Ilya Chernyak

Personal information
- Full name: Ilya Igorevich Chernyak
- Date of birth: 19 May 2002 (age 24)
- Place of birth: Yaromina, Gomel District, Belarus
- Height: 1.84 m (6 ft 0 in)
- Position: Forward

Team information
- Current team: Ulytau
- Number: 22

Youth career
- SDYuShOR-8 Gomel
- Gomel

Senior career*
- Years: Team / Apps / (Gls)
- 2020–2023: Shakhtyor Soligorsk / 26 / (7)
- 2021: → Dinamo Zagreb II (loan) / 9 / (0)
- 2023: → Akhmat Grozny (loan) / 2 / (0)
- 2023: Caspiy Aktau / 8 / (1)
- 2024: Dinamo Minsk / 4 / (0)
- 2024: Dinamo Brest / 13 / (1)
- 2025: Ufa / 8 / (2)
- 2025–2026: Široki Brijeg / 12 / (2)
- 2026–: Ulytau / 1 / (0)

International career
- 2022–2023: Belarus U21 / 6 / (0)
- 2024: Belarus / 1 / (0)

= Ilya Chernyak =

Belarusian footballer

Ilya Igorevich Chernyak (Ілля Ігаравіч Чарняк; Илья Игоревич Черняк; born 19 May 2002) is a Belarusian football player who plays for Kazakhstan Premier League side Ulytau.

==Club career==
On 7 February 2023, Chernyak signed a contract with Russian Premier League club Akhmat Grozny until the end of the 2022–23 season, with an option to extend for additional three seasons. He made his RPL debut for Akhmat on 11 March 2023 in a game against Lokomotiv Moscow.

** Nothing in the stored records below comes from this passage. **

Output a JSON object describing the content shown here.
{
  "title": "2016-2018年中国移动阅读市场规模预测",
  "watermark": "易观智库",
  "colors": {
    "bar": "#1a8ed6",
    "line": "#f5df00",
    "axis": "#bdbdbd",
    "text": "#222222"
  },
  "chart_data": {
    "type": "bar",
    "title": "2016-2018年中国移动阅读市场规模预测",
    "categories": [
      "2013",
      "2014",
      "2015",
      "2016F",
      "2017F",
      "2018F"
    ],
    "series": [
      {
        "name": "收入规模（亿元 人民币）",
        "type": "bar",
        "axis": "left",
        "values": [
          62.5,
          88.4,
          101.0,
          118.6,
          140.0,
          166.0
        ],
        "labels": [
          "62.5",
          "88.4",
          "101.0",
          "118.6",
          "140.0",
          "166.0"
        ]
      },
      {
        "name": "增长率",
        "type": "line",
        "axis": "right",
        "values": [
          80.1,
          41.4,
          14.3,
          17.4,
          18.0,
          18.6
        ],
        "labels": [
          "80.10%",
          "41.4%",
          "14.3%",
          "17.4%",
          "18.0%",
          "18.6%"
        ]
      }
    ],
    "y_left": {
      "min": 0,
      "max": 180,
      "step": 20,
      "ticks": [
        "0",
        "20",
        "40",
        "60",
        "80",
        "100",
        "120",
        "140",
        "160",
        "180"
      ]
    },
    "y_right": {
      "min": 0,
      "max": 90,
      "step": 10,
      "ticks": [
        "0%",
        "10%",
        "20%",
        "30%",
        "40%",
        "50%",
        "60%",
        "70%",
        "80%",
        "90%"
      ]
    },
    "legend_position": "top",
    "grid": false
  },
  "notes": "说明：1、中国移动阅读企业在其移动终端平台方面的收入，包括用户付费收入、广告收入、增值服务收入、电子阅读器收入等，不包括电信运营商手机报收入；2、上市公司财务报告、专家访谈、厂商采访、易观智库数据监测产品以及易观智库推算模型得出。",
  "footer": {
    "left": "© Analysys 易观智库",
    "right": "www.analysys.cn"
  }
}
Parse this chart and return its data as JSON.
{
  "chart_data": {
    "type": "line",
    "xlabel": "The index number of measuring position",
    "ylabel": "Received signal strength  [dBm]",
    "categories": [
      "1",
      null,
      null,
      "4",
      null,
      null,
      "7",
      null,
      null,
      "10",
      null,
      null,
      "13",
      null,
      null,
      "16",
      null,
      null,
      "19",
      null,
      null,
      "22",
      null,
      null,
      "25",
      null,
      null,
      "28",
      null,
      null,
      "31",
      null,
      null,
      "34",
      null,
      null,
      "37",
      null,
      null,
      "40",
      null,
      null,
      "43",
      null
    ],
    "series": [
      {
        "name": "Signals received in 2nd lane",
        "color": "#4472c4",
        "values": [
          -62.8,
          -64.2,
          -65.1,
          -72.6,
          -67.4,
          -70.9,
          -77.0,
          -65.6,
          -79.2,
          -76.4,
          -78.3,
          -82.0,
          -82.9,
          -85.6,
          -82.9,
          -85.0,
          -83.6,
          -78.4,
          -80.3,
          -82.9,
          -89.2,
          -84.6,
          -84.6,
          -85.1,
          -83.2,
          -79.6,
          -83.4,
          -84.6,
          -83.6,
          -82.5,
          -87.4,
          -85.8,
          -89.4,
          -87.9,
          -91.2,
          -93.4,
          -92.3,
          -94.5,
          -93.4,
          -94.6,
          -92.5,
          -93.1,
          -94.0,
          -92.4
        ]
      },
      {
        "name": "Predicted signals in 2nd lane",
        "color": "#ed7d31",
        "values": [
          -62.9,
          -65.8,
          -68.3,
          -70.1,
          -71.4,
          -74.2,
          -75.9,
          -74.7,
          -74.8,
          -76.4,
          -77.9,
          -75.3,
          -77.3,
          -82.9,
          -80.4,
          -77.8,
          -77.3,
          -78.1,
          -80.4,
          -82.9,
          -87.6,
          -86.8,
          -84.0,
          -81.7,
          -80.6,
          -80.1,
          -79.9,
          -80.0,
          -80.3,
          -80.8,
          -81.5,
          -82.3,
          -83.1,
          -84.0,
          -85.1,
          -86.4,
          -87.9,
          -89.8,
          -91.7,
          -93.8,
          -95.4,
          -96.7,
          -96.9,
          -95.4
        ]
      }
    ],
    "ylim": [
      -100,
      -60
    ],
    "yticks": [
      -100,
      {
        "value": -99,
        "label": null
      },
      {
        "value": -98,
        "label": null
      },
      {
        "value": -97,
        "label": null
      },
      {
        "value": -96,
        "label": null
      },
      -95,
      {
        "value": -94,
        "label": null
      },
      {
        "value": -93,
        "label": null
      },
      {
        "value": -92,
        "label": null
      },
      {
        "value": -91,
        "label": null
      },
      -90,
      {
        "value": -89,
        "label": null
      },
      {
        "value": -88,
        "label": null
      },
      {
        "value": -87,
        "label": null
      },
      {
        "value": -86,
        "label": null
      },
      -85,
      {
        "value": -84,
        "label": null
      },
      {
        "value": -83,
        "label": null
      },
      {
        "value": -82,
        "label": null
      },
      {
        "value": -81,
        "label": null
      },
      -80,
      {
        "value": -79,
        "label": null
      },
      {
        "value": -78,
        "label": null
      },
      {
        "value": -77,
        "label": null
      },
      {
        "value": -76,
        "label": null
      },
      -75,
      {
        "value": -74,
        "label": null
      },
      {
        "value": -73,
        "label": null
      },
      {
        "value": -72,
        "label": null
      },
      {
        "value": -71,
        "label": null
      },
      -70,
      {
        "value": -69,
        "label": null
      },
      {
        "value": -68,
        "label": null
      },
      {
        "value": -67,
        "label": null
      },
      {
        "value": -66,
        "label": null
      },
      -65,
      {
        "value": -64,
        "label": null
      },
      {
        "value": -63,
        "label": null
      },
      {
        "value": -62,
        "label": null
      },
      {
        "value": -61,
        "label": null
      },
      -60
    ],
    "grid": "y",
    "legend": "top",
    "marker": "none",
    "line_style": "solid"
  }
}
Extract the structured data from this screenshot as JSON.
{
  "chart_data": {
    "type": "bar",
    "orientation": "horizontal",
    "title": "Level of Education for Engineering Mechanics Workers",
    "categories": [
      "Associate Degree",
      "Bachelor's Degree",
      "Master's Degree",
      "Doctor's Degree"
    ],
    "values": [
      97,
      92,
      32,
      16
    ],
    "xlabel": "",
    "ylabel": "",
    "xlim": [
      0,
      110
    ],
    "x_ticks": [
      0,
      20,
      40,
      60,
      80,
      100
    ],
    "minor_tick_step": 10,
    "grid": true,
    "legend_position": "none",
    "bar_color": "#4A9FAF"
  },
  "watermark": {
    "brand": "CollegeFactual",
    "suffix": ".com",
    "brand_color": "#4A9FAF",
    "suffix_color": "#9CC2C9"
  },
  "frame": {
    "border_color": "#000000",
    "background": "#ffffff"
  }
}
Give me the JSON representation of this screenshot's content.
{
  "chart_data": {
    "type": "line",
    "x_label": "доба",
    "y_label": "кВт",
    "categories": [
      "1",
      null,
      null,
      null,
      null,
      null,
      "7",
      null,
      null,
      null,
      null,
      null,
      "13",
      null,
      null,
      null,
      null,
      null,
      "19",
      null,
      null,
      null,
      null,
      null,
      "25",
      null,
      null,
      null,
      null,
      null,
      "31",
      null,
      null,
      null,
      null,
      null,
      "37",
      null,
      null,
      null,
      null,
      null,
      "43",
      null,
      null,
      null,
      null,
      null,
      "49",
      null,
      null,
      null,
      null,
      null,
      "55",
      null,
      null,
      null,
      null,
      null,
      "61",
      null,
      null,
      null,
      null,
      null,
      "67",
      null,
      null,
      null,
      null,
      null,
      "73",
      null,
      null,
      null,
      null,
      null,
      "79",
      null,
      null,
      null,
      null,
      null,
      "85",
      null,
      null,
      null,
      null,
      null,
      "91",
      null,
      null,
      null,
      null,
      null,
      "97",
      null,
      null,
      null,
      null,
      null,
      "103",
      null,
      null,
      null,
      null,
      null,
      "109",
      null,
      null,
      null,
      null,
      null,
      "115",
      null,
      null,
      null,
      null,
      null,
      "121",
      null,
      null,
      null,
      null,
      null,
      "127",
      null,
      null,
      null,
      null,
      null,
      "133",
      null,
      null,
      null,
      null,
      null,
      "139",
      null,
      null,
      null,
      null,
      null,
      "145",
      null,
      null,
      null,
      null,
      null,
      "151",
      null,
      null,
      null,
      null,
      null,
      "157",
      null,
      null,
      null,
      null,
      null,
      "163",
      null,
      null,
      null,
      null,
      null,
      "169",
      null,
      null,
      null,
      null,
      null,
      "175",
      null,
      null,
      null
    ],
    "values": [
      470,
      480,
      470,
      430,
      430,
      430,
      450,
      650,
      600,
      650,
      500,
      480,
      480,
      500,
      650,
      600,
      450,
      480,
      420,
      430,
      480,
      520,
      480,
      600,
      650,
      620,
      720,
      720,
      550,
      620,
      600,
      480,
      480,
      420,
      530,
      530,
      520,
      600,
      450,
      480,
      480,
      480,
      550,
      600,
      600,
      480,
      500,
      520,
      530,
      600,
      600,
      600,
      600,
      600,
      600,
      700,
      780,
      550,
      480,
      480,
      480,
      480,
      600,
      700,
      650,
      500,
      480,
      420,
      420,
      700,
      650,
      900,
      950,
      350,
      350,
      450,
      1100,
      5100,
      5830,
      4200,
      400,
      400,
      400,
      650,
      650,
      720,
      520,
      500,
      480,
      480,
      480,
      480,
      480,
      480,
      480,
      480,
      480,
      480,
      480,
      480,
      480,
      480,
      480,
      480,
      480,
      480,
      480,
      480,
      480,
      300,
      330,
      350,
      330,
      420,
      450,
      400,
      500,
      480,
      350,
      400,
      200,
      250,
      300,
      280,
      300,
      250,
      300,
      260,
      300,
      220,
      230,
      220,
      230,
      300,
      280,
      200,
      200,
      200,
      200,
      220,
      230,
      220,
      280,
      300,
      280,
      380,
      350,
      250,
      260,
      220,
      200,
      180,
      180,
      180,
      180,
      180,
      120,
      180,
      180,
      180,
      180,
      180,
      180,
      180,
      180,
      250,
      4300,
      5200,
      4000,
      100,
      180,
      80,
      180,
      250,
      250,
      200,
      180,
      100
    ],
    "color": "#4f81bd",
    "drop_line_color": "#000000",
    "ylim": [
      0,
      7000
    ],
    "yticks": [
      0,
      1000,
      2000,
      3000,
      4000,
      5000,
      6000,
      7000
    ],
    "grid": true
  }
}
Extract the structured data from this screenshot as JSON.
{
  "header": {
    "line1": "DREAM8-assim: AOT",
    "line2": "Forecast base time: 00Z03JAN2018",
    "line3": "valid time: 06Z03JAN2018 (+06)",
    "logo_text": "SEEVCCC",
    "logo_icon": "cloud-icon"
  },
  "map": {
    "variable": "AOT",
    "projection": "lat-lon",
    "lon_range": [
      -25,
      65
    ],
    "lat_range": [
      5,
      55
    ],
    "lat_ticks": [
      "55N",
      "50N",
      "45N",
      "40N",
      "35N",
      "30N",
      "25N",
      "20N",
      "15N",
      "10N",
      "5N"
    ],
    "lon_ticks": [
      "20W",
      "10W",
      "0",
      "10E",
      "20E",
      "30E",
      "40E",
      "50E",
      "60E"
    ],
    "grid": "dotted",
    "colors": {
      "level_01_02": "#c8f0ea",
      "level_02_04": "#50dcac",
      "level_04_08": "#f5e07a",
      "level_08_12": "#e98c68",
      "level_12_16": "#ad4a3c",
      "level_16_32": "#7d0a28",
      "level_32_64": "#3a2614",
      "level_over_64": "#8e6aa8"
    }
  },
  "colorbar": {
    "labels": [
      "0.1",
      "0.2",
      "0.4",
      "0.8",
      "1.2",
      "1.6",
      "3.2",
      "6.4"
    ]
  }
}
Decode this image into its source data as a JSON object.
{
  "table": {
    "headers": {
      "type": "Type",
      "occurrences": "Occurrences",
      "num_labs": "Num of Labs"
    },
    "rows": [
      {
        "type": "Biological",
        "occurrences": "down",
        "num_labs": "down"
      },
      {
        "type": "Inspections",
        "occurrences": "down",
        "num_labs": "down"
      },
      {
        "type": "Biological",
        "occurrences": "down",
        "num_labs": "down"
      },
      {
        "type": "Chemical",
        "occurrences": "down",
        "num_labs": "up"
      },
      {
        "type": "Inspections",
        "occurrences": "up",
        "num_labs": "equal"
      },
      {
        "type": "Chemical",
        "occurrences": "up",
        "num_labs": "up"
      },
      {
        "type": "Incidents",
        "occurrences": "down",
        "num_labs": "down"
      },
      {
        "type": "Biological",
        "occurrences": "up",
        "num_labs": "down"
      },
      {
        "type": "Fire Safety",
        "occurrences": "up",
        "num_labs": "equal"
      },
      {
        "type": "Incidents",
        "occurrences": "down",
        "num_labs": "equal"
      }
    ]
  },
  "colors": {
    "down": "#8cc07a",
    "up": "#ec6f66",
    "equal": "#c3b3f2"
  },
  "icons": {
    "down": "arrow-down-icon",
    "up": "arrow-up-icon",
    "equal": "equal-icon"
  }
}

On 6 June 2023, Akhmat announced that Chernyak left the club.

On 6 February 2026, Chernyak signed with Bosnian club NK Široki Brijeg on a contract running until the summer of 2027.

==International career==
Chernyak made his debut for the senior Belarus national team on 26 March 2024 in a friendly against Malta.